International and Intra-national Market Segmentation and Integration in West Africa
Jenny Aker, Tufts University
Michael Klein, Tufts University and NBER
Stephen O'Connell, Swarthmore College

Borders can segment markets, with important consequences for market performance and welfare. While international borders separate markets in different countries, the geographic concentration of ethnic groups may give rise to economically-relevant intranational borders within countries in sub-Saharan Africa. Aker, Klein, and O'Connell assess the extent to which international and intranational borders segment markets for staple food and cash crops between Niger and Nigeria, and also within Niger. They find that the international border effect is statistically significant, yet of limited economic magnitude for grains and cash crops. The border effect is more pronounced for an intranational border in Niger that separates the Hausa and Zarma regions.

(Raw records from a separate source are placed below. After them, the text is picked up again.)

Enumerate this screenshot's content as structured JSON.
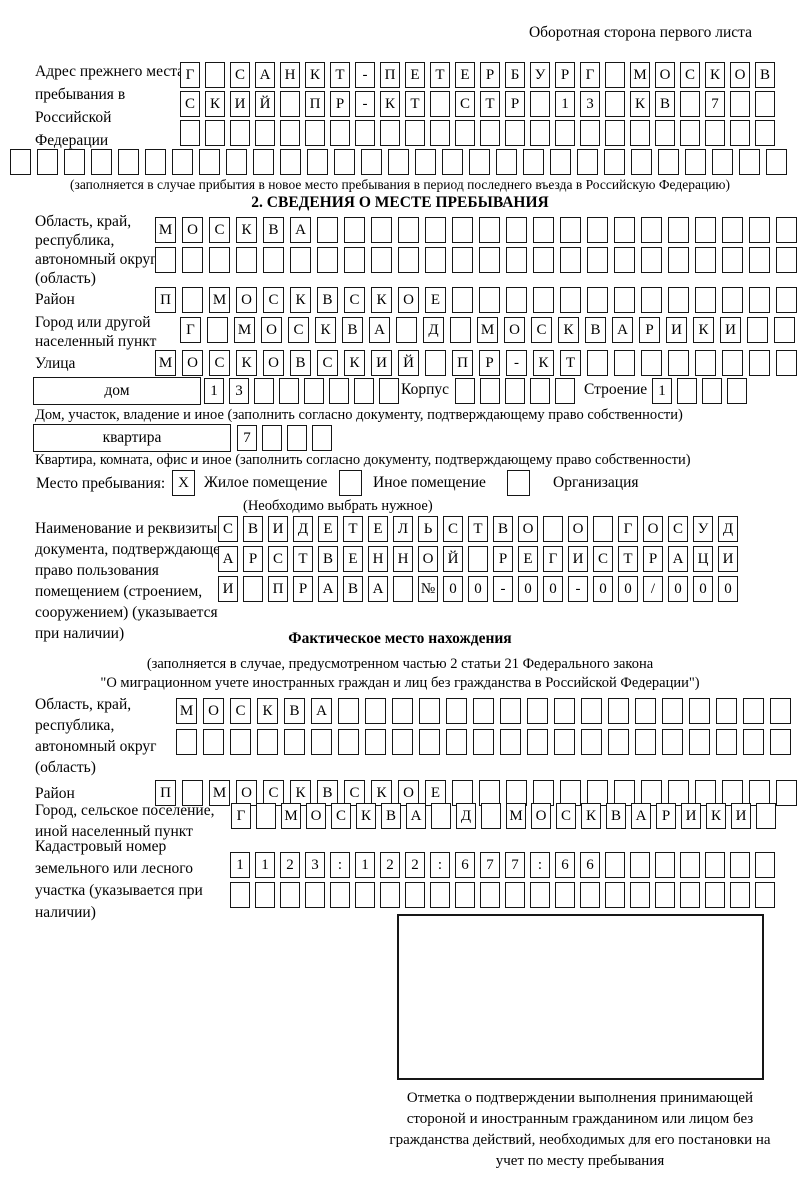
{
  "page": {
    "header_note": "Оборотная сторона первого листа"
  },
  "prev_address": {
    "label": "Адрес прежнего места пребывания в Российской Федерации",
    "rows": {
      "r1": "Г САНКТ-ПЕТЕРБУРГ МОСКОВ",
      "r2": "СКИЙ ПР-КТ СТР 13 КВ 7",
      "r3": "",
      "r4": ""
    },
    "caption": "(заполняется в случае прибытия в новое место пребывания в период последнего въезда в Российскую Федерацию)"
  },
  "section2": {
    "title": "2. СВЕДЕНИЯ О МЕСТЕ ПРЕБЫВАНИЯ",
    "oblast": {
      "label": "Область, край, республика, автономный округ (область)",
      "row1": "МОСКВА",
      "row2": ""
    },
    "rayon": {
      "label": "Район",
      "row": "П МОСКВСКОЕ"
    },
    "gorod": {
      "label": "Город или другой населенный пункт",
      "row": "Г МОСКВА Д МОСКВАРИКИ"
    },
    "ulitsa": {
      "label": "Улица",
      "row": "МОСКОВСКИЙ ПР-КТ"
    },
    "dom": {
      "label": "дом",
      "row": "13",
      "korpus_label": "Корпус",
      "korpus_row": "",
      "stroenie_label": "Строение",
      "stroenie_row": "1",
      "caption": "Дом, участок, владение и иное (заполнить согласно документу, подтверждающему право собственности)"
    },
    "kvartira": {
      "label": "квартира",
      "row": "7",
      "caption": "Квартира, комната, офис и иное (заполнить согласно документу, подтверждающему право собственности)"
    },
    "mesto": {
      "label": "Место пребывания:",
      "options": [
        {
          "label": "Жилое помещение",
          "mark": "X"
        },
        {
          "label": "Иное помещение",
          "mark": ""
        },
        {
          "label": "Организация",
          "mark": ""
        }
      ],
      "note": "(Необходимо выбрать нужное)"
    },
    "doc": {
      "label": "Наименование и реквизиты документа, подтверждающего право пользования помещением (строением, сооружением) (указывается при наличии)",
      "row1": "СВИДЕТЕЛЬСТВО О ГОСУД",
      "row2": "АРСТВЕННОЙ РЕГИСТРАЦИ",
      "row3": "И ПРАВА №00-00-00/000"
    }
  },
  "factual": {
    "title": "Фактическое место нахождения",
    "subtitle1": "(заполняется в случае, предусмотренном частью 2 статьи 21 Федерального закона",
    "subtitle2": "\"О миграционном учете иностранных граждан и лиц без гражданства в Российской Федерации\")",
    "oblast": {
      "label": "Область, край, республика, автономный округ (область)",
      "row1": "МОСКВА",
      "row2": ""
    },
    "rayon": {
      "label": "Район",
      "row": "П МОСКВСКОЕ"
    },
    "gorod": {
      "label": "Город, сельское поселение, иной населенный пункт",
      "row": "Г МОСКВА Д МОСКВАРИКИ"
    },
    "kadastr": {
      "label": "Кадастровый номер земельного или лесного участка (указывается при наличии)",
      "row1": "1123:122:677:66",
      "row2": ""
    },
    "stamp_caption": "Отметка о подтверждении выполнения принимающей стороной и иностранным гражданином или лицом без гражданства действий, необходимых для его постановки на учет по месту пребывания"
  }
}
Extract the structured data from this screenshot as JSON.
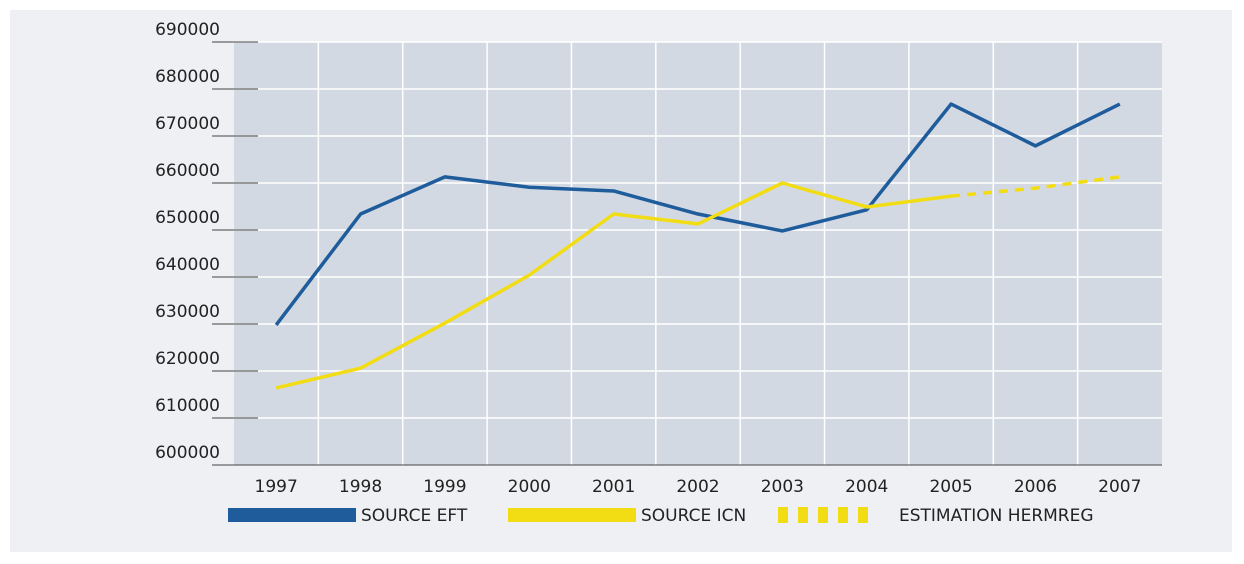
{
  "chart_data": {
    "type": "line",
    "categories": [
      "1997",
      "1998",
      "1999",
      "2000",
      "2001",
      "2002",
      "2003",
      "2004",
      "2005",
      "2006",
      "2007"
    ],
    "series": [
      {
        "name": "SOURCE EFT",
        "color": "#1f5c9c",
        "style": "solid",
        "values": [
          629800,
          653400,
          661300,
          659100,
          658300,
          653400,
          649800,
          654300,
          676800,
          667900,
          676800
        ]
      },
      {
        "name": "SOURCE ICN",
        "color": "#f2dc14",
        "style": "solid",
        "values": [
          616400,
          620600,
          630200,
          640400,
          653400,
          651300,
          660000,
          654900,
          657200,
          null,
          null
        ]
      },
      {
        "name": "ESTIMATION HERMREG",
        "color": "#f2dc14",
        "style": "dashed",
        "values": [
          null,
          null,
          null,
          null,
          null,
          null,
          null,
          null,
          657200,
          658900,
          661300
        ]
      }
    ],
    "ylim": [
      600000,
      690000
    ],
    "yticks": [
      600000,
      610000,
      620000,
      630000,
      640000,
      650000,
      660000,
      670000,
      680000,
      690000
    ],
    "grid": true,
    "legend": "bottom"
  }
}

Cape Verde and Mozambique as Development Successes in West and Southern Africa (NBER Working Paper No. 16552)
Jorge Braga de Macedo, Universidade Nova de Lisboa and NBER
Luis Brites Pereira, Universidade Nova de Lisboa

de Macedo and Pereira assess the extent to which Cape Verde and Mozambique reveal a positive interaction between globalization and governance in the orientation and predictability of economic policies, as well as the accompanying institutional arrangements. Economic success under globalization involves market perceptions regarding outcomes such as export diversification and narrowing of the income gap with the frontier. Economic success is in turn sustained by good governance and political and economic freedom. The context is provided by cooperation agreements to which Cape Verde and Mozambique belong, notably in their respective sub region of Africa, where a convergence-diversification regime and a divergence-specialization regime can be defined. Comparing regimes across sub regions, the researchers find that West Africa countries are becoming more diversified while in Southern Africa they are becoming more specialized. Opening up to trade is also an important driver of both convergence and diversification for the former, especially in the range of 45-75 percent of GDP, but not for the latter. Finally, in the Southern Africa convergence-diversification regime, economic and political freedom drive convergence, suggesting effective institutional arrangements.